Stay at home dad said...

Effective writing sounds completely ghastly.

You should have had a coffee with the tutor and discussed all your favourite existentialists!

Debbie Doughty said...

Oh, Livvy, I'm so happy for you! I could feel the excitement of your first day. You are off to a great start! I love the answer you gave your tutor. It was real and honest. Best wishes to you on this grand adventure :)

Cathy said...

I read voraciously as a child and teenager, though mainly Enid Blyton and genre fiction. My reading for pleasure slowed down a little in my twenties, as I was studying for much of that time, though what I did read was often quality writing. Reading almost stopped altogether in my thirties when I had two young children.

But children eventually go to school. Now I am a compulsive book buyer. Mainly secondhand, because I no longer feel I ought to read to the end of a book if I'm not enjoying it. I just send it back to the charity shop without guilt.

Your lecture note was the best advice that anyone cold give to a would-be writer. I just wish I had followed it earlier.

Cx

merry weather said...

That course sounds wonderful Livvy!
A good opportunity to expand and grow - marvellous. I did smile at the reading thing, ha, sure I'd have done the same and tried desperately to picture my bedside reading....er!

I think Cathy has put it perfectly. In my twenties I idolised the classics and the 20th century greats. Now after such a desert during 12 years of kids stuff, I'm far more inclined to dismiss books I don't like. I used to believe I had to finish them. Recently, I found myself reading about W H Auden and thinking, I was desperate once trying to understand his poems at uni. Why? What have I ever had in common with a rarified old stick like him anyway!
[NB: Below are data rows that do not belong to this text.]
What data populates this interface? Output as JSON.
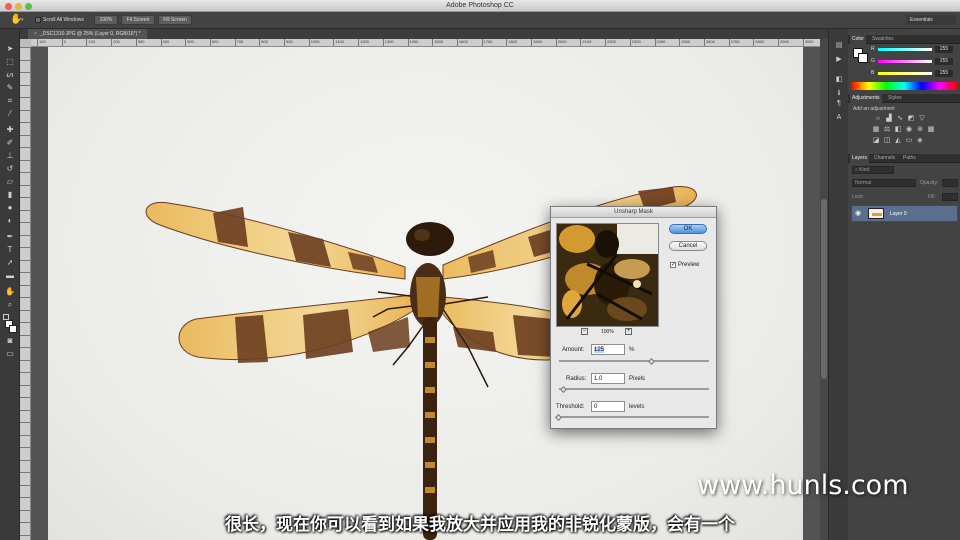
{
  "window": {
    "title": "Adobe Photoshop CC",
    "traffic_lights": [
      "#ec5f57",
      "#e3b33d",
      "#5bbe44"
    ]
  },
  "options_bar": {
    "scroll_all_windows_label": "Scroll All Windows",
    "zoom_100_label": "100%",
    "fit_screen_label": "Fit Screen",
    "fill_screen_label": "Fill Screen",
    "workspace_label": "Essentials"
  },
  "document": {
    "tab_label": "_DSC1310.JPG @ 25% (Layer 0, RGB/16*) *"
  },
  "ruler": {
    "h_labels": [
      "100",
      "0",
      "100",
      "200",
      "300",
      "400",
      "500",
      "600",
      "700",
      "800",
      "900",
      "1000",
      "1100",
      "1200",
      "1300",
      "1400",
      "1500",
      "1600",
      "1700",
      "1800",
      "1900",
      "2000",
      "2100",
      "2200",
      "2300",
      "2400",
      "2500",
      "2600",
      "2700",
      "2800",
      "2900",
      "3000",
      "3100",
      "3200",
      "3300",
      "3400",
      "3500",
      "3600",
      "3700",
      "3800",
      "3900",
      "4000",
      "4100",
      "4200",
      "4300"
    ]
  },
  "panels": {
    "color": {
      "tabs": [
        "Color",
        "Swatches"
      ],
      "channels": [
        {
          "label": "R",
          "value": "255"
        },
        {
          "label": "G",
          "value": "255"
        },
        {
          "label": "B",
          "value": "255"
        }
      ]
    },
    "adjustments": {
      "tabs": [
        "Adjustments",
        "Styles"
      ],
      "hint": "Add an adjustment"
    },
    "layers": {
      "tabs": [
        "Layers",
        "Channels",
        "Paths"
      ],
      "kind_label": "Kind",
      "blend_mode": "Normal",
      "opacity_label": "Opacity:",
      "lock_label": "Lock:",
      "fill_label": "Fill:",
      "layer_name": "Layer 0"
    }
  },
  "dialog": {
    "title": "Unsharp Mask",
    "ok_label": "OK",
    "cancel_label": "Cancel",
    "preview_label": "Preview",
    "zoom_label": "100%",
    "zoom_out_glyph": "−",
    "zoom_in_glyph": "+",
    "amount_label": "Amount:",
    "amount_value": "125",
    "amount_unit": "%",
    "radius_label": "Radius:",
    "radius_value": "1.0",
    "radius_unit": "Pixels",
    "threshold_label": "Threshold:",
    "threshold_value": "0",
    "threshold_unit": "levels",
    "amount_level": 0.62,
    "radius_level": 0.03,
    "threshold_level": 0.0
  },
  "overlay": {
    "subtitle": "很长，现在你可以看到如果我放大并应用我的非锐化蒙版，会有一个",
    "watermark": "www.hunls.com"
  },
  "colors": {
    "accent_blue": "#4f93e0",
    "wing_amber": "#e9b145",
    "wing_band": "#6b3d1f"
  }
}
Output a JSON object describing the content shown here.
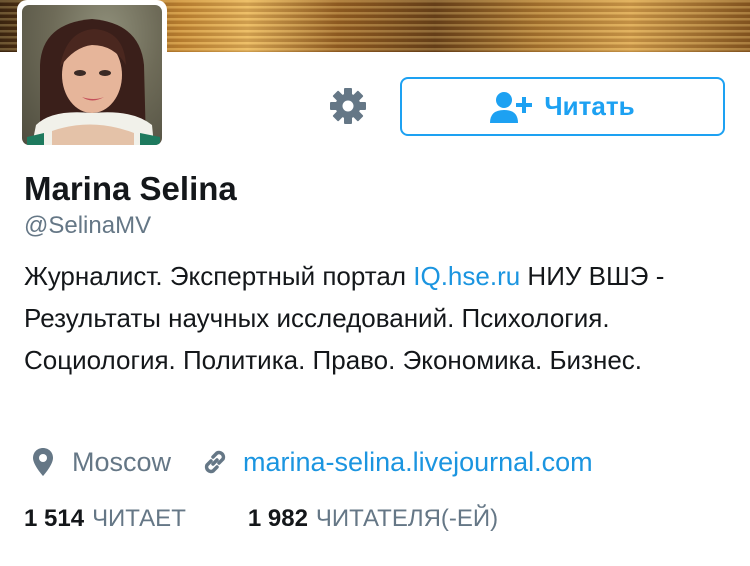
{
  "profile": {
    "name": "Marina Selina",
    "handle": "@SelinaMV",
    "bio": {
      "before_link": "Журналист. Экспертный портал ",
      "link": "IQ.hse.ru",
      "after_link": " НИУ ВШЭ - Результаты научных исследований. Психология. Социология. Политика. Право. Экономика. Бизнес."
    },
    "location": "Moscow",
    "website": "marina-selina.livejournal.com"
  },
  "actions": {
    "follow_label": "Читать",
    "settings_icon": "gear-icon",
    "follow_icon": "add-user-icon"
  },
  "stats": {
    "following_count": "1 514",
    "following_label": "ЧИТАЕТ",
    "followers_count": "1 982",
    "followers_label": "ЧИТАТЕЛЯ(-ЕЙ)"
  },
  "colors": {
    "accent": "#1da1f2",
    "link": "#1b95e0",
    "secondary_text": "#657786",
    "primary_text": "#14171a"
  }
}
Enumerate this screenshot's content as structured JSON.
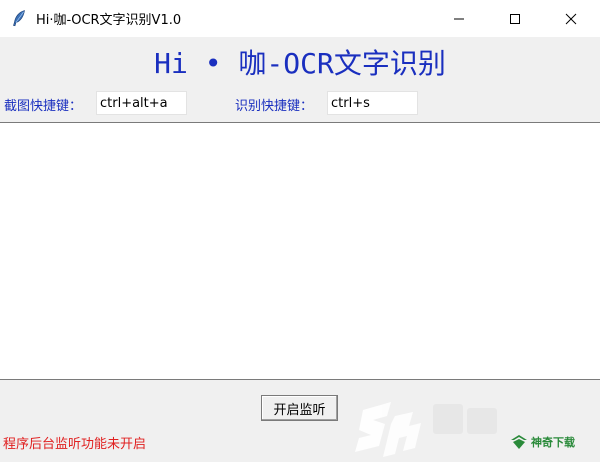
{
  "window": {
    "title": "Hi·咖-OCR文字识别V1.0",
    "icon": "feather-icon"
  },
  "header": {
    "title": "Hi • 咖-OCR文字识别"
  },
  "hotkeys": {
    "screenshot_label": "截图快捷键：",
    "screenshot_value": "ctrl+alt+a",
    "recognize_label": "识别快捷键：",
    "recognize_value": "ctrl+s"
  },
  "main": {
    "text_content": ""
  },
  "actions": {
    "start_listen_label": "开启监听"
  },
  "status": {
    "text": "程序后台监听功能未开启"
  },
  "watermark": {
    "brand_text": "神奇下载"
  },
  "colors": {
    "heading": "#1a2fbf",
    "status": "#e02020",
    "background": "#f0f0f0",
    "titlebar": "#ffffff"
  }
}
Good luck with all your endeavours :)

Anonymous said...

Great news about the course. I too think your note is on the mark to read to broaden your mind.

I'm trying to get away from chick lits and read something sensible. But at the end of the day when my mind wants to switch off as well as my body, I just can't seem to manage it!

Mr. Nauton said...

I've had the same blank mind experience when asked who/what I read, especially if asked in front of 20 classmates... when I do think of a book, it's usually something with bright colors and small words, written for someone under age 6.